The think tank also suggests three initial reform priorities to ensure “smarter spending”.

It says the core "mission metrics" should be embedded in Treasury governance, with all significant spending decisions modelled to show their impact on the missions.

No.10 and the Treasury should also create a new "mission test" to ensure that spending is affordable, mission critical and long term, it said.

In addition, HMT should create a new category of spending – "prevention investment expenditure" (PIE) - to ensure prevention spend is prioritised and protected, the report adds.

An 'enabling', smaller centre

Finally, the think tank says the government should move away from “controlling top-down regulation” towards an “enabling centre” model where it empowers local providers to drive forward improvements in local services.

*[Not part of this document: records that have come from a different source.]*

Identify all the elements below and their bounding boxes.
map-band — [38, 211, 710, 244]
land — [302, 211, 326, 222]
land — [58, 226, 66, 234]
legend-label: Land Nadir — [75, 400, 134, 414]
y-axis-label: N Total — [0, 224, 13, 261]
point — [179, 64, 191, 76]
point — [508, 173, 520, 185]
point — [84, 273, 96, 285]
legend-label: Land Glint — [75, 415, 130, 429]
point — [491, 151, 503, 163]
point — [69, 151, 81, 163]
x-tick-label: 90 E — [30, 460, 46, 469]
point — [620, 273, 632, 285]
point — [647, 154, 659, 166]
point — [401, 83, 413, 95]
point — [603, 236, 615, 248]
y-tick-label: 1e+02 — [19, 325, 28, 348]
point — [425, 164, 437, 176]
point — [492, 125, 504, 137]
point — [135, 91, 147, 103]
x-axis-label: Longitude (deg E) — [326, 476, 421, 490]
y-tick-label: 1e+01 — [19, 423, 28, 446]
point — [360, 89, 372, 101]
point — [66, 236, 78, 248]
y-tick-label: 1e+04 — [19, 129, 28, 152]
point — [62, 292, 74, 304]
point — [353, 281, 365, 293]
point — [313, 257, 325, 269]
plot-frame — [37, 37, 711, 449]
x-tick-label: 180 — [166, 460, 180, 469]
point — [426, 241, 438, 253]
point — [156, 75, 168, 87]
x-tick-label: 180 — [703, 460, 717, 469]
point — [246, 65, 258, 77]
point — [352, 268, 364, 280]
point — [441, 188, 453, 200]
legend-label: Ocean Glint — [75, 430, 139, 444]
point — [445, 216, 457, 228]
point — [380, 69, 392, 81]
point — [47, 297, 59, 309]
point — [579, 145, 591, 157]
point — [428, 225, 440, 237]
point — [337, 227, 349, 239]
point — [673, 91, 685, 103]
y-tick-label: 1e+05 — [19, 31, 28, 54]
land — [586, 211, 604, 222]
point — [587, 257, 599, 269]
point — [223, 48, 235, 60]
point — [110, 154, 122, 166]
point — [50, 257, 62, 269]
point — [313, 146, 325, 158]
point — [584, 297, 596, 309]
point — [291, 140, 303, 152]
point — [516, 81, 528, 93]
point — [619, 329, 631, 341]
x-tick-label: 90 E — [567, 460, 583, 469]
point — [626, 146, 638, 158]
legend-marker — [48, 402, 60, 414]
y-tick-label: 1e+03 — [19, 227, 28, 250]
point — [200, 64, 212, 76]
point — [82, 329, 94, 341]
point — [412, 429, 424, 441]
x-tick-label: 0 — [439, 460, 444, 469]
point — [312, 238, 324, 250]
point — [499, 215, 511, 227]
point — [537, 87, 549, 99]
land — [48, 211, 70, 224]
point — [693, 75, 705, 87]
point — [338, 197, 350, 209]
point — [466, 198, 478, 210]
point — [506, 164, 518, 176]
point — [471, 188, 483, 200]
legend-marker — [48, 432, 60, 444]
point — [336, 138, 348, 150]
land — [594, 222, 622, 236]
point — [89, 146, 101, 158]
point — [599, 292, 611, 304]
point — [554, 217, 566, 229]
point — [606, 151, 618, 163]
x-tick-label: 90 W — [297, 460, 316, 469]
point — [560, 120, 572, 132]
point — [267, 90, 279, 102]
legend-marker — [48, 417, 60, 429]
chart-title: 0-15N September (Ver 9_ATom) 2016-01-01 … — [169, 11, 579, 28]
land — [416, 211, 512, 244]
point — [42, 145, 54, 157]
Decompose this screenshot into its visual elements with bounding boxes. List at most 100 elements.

Government should “let local partners focus on delivery”, with much less interference beyond effective data collection and reporting, the report says. The IPPR suggests this could "lead to a reduction in central civil service headcount, alongside a growth in local government and frontline staffing and on the frontline". Trying to cut non-frontline roles and increase frontline roles has ostensibly been a focus of the Conservative government in recent years.

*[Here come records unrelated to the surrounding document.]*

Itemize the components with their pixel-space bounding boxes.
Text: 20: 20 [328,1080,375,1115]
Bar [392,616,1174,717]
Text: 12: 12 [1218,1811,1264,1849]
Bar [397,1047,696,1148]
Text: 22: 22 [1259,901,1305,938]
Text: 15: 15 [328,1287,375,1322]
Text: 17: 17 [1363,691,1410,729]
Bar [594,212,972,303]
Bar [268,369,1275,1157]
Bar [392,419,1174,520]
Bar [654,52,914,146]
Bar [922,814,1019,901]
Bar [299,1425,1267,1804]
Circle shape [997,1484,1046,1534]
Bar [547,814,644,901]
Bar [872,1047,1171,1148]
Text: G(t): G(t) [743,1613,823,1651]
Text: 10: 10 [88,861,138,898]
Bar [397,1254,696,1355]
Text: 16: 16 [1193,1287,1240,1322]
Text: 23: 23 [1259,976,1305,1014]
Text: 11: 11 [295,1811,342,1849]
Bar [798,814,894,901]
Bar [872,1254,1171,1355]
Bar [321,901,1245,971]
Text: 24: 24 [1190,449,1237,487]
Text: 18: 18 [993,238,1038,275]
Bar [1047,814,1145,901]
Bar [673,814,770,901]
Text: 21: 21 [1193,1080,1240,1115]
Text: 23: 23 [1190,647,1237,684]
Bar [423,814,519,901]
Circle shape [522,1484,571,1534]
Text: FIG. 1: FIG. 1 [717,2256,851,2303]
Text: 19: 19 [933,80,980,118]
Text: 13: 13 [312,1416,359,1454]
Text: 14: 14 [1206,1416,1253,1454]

“This does not mean being weak on standards, letting go or simply hoping for the best. Instead, it means rebalancing the levers used to drive improvement, with the centre taking on an enabling and supporting role to empower local providers, leaders and staff who are equipped and supported to drive forward improvements in local services,” the report says.

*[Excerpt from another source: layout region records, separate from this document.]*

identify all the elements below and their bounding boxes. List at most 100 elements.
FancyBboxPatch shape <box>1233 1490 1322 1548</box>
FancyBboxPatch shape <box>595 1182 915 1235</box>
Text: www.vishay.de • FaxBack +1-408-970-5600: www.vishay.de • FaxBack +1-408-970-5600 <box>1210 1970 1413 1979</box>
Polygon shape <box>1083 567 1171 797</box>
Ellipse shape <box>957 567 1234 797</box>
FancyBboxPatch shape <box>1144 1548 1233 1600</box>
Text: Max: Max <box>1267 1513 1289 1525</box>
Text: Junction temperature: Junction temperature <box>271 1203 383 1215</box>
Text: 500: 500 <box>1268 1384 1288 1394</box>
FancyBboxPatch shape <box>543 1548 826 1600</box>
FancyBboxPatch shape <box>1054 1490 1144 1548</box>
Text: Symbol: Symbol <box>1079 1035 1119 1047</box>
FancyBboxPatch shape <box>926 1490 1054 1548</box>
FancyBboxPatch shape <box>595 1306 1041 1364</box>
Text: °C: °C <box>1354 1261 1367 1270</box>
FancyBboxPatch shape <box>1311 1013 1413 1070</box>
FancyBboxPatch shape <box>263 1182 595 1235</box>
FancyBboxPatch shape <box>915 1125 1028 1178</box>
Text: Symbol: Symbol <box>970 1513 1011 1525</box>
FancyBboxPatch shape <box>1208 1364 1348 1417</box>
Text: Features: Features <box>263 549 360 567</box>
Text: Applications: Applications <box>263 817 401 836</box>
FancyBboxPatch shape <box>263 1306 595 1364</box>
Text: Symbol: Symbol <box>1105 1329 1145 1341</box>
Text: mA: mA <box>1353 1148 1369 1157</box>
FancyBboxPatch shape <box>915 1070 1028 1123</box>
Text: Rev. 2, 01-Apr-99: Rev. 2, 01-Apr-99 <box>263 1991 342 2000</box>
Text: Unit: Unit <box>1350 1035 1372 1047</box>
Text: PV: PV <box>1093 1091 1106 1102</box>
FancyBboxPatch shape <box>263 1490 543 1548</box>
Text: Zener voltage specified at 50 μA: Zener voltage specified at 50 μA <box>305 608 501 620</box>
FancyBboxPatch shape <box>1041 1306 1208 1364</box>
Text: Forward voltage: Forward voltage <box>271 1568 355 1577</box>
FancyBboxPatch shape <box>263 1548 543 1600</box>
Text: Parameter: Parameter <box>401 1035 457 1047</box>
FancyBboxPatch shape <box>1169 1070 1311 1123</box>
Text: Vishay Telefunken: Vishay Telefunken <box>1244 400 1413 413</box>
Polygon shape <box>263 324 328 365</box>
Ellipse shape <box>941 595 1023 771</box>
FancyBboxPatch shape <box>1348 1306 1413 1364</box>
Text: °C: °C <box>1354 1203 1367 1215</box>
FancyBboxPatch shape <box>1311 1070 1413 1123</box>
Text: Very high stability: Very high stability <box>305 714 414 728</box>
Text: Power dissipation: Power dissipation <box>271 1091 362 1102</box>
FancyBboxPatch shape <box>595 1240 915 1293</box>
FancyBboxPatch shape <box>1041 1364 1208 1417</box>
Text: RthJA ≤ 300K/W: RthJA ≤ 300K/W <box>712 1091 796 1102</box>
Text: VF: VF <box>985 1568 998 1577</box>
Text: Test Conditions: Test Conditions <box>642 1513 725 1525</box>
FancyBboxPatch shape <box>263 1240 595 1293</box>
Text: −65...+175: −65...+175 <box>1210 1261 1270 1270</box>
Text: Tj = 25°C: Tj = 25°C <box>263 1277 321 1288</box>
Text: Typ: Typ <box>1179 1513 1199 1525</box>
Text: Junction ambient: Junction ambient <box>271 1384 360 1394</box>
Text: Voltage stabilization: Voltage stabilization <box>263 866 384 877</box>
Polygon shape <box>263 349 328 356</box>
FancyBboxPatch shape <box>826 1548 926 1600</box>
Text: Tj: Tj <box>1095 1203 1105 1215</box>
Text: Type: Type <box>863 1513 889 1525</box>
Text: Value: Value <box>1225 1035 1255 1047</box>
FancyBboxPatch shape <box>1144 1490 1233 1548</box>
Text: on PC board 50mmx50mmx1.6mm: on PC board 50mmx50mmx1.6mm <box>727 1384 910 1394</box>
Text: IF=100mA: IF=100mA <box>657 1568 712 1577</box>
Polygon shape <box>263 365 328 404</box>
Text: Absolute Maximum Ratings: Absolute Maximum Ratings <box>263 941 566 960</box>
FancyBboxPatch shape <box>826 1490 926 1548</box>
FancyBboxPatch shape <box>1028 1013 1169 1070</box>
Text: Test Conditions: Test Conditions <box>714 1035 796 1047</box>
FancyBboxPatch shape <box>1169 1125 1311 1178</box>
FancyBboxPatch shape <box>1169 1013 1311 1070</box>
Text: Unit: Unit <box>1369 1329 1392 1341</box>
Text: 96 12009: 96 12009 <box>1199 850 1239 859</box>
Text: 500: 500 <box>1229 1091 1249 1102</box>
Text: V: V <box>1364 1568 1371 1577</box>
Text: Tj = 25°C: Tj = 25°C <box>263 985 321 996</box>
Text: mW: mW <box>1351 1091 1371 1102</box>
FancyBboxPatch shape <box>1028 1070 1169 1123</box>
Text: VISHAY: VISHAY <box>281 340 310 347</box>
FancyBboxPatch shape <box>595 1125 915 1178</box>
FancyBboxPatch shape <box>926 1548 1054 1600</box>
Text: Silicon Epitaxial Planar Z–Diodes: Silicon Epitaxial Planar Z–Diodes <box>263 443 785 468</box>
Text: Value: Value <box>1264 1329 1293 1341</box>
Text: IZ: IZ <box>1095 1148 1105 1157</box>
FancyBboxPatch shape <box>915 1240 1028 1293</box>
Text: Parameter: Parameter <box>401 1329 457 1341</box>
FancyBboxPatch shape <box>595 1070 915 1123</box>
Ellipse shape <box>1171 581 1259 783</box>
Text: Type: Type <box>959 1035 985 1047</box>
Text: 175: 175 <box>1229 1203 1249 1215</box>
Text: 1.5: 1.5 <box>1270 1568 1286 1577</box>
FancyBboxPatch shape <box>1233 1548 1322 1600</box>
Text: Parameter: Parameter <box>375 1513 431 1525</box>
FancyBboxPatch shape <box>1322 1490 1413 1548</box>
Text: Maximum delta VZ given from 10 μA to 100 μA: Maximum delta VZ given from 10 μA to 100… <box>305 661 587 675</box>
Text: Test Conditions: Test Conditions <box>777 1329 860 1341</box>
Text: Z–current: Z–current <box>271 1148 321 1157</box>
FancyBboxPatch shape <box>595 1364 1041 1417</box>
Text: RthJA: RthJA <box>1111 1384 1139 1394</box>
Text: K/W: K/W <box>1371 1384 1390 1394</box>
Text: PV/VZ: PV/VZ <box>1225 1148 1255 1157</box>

The IPPR says when regulators identify the need for improvement in local places or providers, improvement organisations should step in to support local leaders to understand what is going wrong and how to fix it. And it says the centre should take a "whatever it takes" approach to supporting local areas that are struggling, offering additional resources and powers where needed to unlock improvement.

"Only when this improvement approach is deemed to have failed should improvement organisations pass back to regulators to consider the harder levers of regulation," the report adds.

Starmer's big challenge 

In Keir Starmer's Labour Party Conference speech on Tuesday, he used the word "mission" 11 times, and the phrase "mission government" four times.

However, unlike the IPPR blueprint, which seeks to marry spending and reform, Starmer's speech put the focus largely on reform, the Labour leader said he wants a "reforming state, not a cheque-book state". 

Summing up the challenge ahead for Labour, Harry Quilter-Pinner, IPPR director of research and engagement, said: “Keir Starmer has promised to be ‘bolder than Blair on public service reform’, but he will have his work cut out for him if he makes it into No.10. The public are dissatisfied with schools, hospitals and policing, and they don’t even think we have hit bottom yet as they believe things are still going to get worse. 

“Reform alone is not going to solve the issues – but neither is chucking more money at our existing broken public service model. Public services can only be fixed by a long-term commitment to bold, ambitious reform that enables preventative, personalised and productive services coupled with investment to make this happen.”